Fund von Kinderleiche: zwei Kilometer vom Spielplatz

Eine Polizeihundertschaft durchkämmt stundenlang die Parkanlage und die nähere Umgebung. Spürhunde sind im Einsatz, Anwohner werden befragt. Ein Hubschrauber mit Wärmebildkamera sowie Feuerwehrleute mit Wärmebild-Spezialgeräten suchen ebenfalls nach dem Kind.

Um 22.30 Uhr wird die Leiche dann entdeckt – rund zwei Kilometer vom Spielplatz entfernt auf einer Grünfläche mit Büschen in der Nähe des Fühlinger Sees, einem beliebten Naherholungsgebiet. Nach der Obduktion sagt ein Polizeisprecher, dass die Ermittler von einem Gewaltverbrechen ausgehen.

Der 23-Jährige ist nicht der Vater des Kindes. Er habe in der Wohnung der 20-Jährigen und ihrer Tochter gelebt, so der Sprecher weiter. Er und die Mutter waren noch in der Nacht festgenommen und vernommen worden. Über ihre Aussagen wurde zunächst nichts bekannt.

Blutverschmierter Stoffhase im Müll

Bei der Vermisstenmeldung hatte die Mutter angegeben, dass Lea-Sophie bei ihrem Verschwinden lila Stiefel trug. Noch am Abend entdeckten zwei Reporter der Zeitung "Express" nach eigenen Angaben in einer Mülltonne vor dem Wohnhaus der Familie einen blauen Müllsack mit einem blutverschmierten Stoffhasen, Kinderkleidung und lilafarbenen Stiefeln darin.

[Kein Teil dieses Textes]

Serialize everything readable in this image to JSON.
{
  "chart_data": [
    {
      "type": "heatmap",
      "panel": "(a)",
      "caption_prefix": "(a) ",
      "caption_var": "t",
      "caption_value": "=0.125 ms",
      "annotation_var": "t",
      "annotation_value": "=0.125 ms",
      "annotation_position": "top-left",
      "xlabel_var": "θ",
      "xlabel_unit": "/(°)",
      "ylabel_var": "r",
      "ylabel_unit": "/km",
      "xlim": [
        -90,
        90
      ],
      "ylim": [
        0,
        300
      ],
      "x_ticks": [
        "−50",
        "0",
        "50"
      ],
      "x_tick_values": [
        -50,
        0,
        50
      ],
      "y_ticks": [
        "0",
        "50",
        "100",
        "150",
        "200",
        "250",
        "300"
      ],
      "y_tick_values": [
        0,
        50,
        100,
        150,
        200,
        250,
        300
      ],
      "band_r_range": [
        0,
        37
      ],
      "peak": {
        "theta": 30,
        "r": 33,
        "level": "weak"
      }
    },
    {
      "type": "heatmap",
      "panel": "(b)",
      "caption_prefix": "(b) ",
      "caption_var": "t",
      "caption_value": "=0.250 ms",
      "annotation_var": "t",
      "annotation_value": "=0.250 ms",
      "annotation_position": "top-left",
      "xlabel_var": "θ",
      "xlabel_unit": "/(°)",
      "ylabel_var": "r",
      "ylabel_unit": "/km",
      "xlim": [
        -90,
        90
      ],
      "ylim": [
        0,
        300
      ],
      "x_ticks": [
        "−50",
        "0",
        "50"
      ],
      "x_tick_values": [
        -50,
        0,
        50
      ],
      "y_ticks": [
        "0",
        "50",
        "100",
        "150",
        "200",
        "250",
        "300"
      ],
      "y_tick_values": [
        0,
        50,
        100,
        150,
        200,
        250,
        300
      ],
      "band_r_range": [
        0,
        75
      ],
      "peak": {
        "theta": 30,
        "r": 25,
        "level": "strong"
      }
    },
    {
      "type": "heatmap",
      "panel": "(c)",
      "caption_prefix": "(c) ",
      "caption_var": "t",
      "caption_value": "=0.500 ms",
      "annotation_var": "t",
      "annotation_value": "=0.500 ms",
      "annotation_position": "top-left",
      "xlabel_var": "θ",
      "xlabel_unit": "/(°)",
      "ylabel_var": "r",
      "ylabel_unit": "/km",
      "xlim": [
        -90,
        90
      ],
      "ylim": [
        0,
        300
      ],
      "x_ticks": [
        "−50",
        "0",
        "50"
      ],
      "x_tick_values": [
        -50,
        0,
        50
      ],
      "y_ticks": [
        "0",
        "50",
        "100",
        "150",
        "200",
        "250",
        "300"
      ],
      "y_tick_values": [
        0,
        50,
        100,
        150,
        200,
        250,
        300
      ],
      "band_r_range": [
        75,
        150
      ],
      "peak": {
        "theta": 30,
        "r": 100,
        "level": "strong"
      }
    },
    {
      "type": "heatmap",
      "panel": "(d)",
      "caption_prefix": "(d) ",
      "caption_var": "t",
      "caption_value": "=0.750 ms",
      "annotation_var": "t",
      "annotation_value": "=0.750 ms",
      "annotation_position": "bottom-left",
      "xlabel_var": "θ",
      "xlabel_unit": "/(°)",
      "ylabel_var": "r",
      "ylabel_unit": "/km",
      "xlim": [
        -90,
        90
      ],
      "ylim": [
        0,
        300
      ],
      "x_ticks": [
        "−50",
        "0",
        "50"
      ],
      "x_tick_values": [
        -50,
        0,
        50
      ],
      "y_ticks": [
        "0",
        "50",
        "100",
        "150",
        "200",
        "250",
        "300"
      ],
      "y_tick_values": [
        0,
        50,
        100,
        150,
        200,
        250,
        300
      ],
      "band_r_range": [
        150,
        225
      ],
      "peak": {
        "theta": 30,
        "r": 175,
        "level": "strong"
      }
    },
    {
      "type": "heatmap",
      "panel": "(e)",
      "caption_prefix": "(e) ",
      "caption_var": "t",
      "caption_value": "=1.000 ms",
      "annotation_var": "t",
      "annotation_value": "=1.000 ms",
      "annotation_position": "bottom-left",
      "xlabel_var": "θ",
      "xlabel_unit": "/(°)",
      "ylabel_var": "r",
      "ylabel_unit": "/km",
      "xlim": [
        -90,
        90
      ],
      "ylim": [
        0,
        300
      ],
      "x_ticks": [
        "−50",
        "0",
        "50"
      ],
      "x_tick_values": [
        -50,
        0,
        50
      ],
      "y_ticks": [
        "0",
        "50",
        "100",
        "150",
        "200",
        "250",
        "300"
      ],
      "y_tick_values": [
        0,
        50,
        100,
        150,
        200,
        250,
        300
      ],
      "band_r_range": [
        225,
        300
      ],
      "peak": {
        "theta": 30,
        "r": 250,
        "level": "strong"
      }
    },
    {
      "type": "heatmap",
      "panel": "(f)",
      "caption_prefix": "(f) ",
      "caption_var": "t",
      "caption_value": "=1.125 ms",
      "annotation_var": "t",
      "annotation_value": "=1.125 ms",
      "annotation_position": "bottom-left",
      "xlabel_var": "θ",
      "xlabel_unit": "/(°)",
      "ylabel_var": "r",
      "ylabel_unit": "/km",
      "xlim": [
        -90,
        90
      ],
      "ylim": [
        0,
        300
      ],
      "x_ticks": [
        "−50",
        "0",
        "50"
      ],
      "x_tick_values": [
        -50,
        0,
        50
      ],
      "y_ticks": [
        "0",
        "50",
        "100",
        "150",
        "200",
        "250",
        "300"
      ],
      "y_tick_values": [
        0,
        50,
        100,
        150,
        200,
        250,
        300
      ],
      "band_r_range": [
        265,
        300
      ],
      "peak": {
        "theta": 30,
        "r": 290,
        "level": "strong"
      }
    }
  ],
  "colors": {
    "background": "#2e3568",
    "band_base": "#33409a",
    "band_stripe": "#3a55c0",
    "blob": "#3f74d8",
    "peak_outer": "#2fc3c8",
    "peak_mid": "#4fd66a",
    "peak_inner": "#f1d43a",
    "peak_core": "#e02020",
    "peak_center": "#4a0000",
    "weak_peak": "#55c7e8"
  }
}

Sie übergaben den Fund der Polizei. Kurz darauf wurde die Leiche des Kindes entdeckt. Ein Polizeisprecher bestätigte lediglich einen Fund, machte aber keine weiteren Angaben.

Die Leiche der zwei Jahre alten Lea-Sophie wurde mit einem auffälligen orangefarbenen Einkaufstrolley zum späteren Fundort transportiert. Dies hätten Ermittlungen ergeben, berichtete die Polizei Köln am Samstag.